After getting machines to boot reliably, networking was the next thing that forced me to slow down and think properly.

Private networking sounds simple when you say it quickly.

"Just let the machines talk to each other."

Then you try to do it across hosts, across regions, across reboots, without handing every guest a pile of custom firewall rules and mystery routing.

That is where the clean model matters.

In this post, I want to explain the network shape I find the most reasonable for a microVM fleet.

What I wanted from the network

For a microVM platform, the private network should feel boring from inside the guest.

The guest should not care:

  • which host it landed on
  • which physical node hosts its peer
  • whether a node got replaced
  • how the control plane exchanged peer state

The guest should know one thing: it has a private address and packets to that private world work.

That is the standard.

Why IPv6 helps

IPv4 can do this, but it starts fights you do not need.

With IPv6, you can give every machine a clean private identity without squeezing everything through tiny address space and heavy NAT habits. It makes the addressing model easier to reason about.

That matters because the address can carry meaning:

  • node identity
  • machine identity
  • network membership
  • policy boundaries

Not magical meaning. Useful meaning.

Why WireGuard fits

Once you have more than one host, you need a private fabric between them.

WireGuard is a good fit because it is simple, fast, and kernel-native.

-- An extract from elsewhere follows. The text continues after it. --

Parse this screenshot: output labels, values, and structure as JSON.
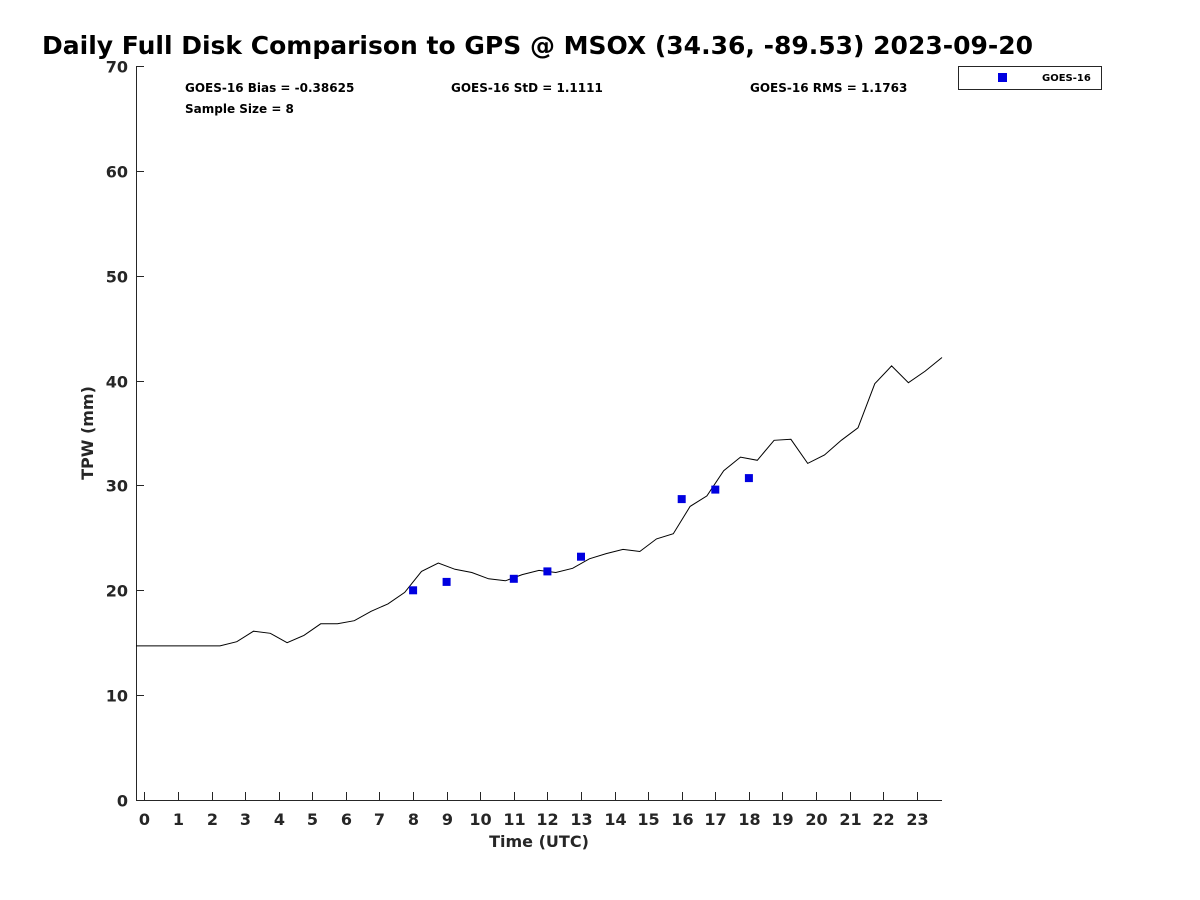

It also gives you a clean identity model with keys instead of a giant pile of TLS setup for every internal hop.

At a high level:

guest VM --tap--> worker host --WireGuard--> remote worker host --tap--> guest VM

The worker hosts form the mesh. The guests ride on top of it.

That lets the platform keep a simple promise:

"Your machine has a private address, and that address works across the fleet."

Here is the packet path I keep in my head:

guest
  -> tap device
  -> local worker host
  -> WireGuard mesh
  -> remote worker host
  -> remote tap device
  -> remote guest

Do not mix guest routing and DNS identity

One subtle mistake is to blur two separate ideas:

  • the next hop a guest should route through
  • the stable identity of the DNS service it should query

Those are not the same thing.

The next hop is local. It is about how a packet leaves the guest and reaches the host.

The DNS service identity should be stable. It should not change just because the guest moved or the node got replaced.

Once those concepts stay separate, the network gets less weird.

The control-plane trap

There is a bigger design lesson here too.

Do not make your whole control plane depend on the same network it is still trying to heal.

That circular dependency creates awful failure modes.

If peer updates only arrive over the mesh, and the mesh is broken because peer updates are stale, you have built a trap for yourself.

The data plane and the control plane can talk to each other, but they should not hold each other hostage.

Failure modes that matter

The failure modes here are not always dramatic. They are often annoying:

  • a stale peer endpoint means packets go to the wrong place
  • a bad route means the guest has an address but no path
  • the guest can reach the network, but DNS still fails

Those are the cases that make a platform feel flaky even when part of the design is working.

What "good" looks like

A good private network for microVMs has a few traits:

  • every guest gets a stable private identity
  • east-west traffic works across hosts
  • guest routing is host-local and predictable
  • policy can be enforced without hand-crafted snowflake rules
  • DNS does not depend on the guest knowing host details
  • host replacement does not force the guest model to change

That is the shape I want:

            private fleet network

   VM A            worker A           worker B            VM B
  fdaa::10  <-->   mesh0    <====>    mesh0    <-->     fdaa::20
                     WG mesh          WG mesh

The guest sees a private world. The host does the ugly work.

Why this matters for compute products

Private networking is not a side quest.

It is what makes the platform useful for anything beyond isolated toy workloads.

You need it for:

  • service-to-service communication
  • private databases
  • multi-machine test environments
  • agent sandboxes that call internal tools
  • distributed jobs that should not be public on the internet

Without a clean private network, everything gets forced through public exposure or weird host tunnels. That is not a platform. That is a workaround farm.

The real win

The best network design is the one users forget.

They should not need to know which node owns the WireGuard peer, which route got reconciled, or which host-local device delivered the packet.

They should know their machine has a private address and the packet gets where it should go. That is boring. Boring is the goal. The guest should see one private network, even if the hosts underneath are messy.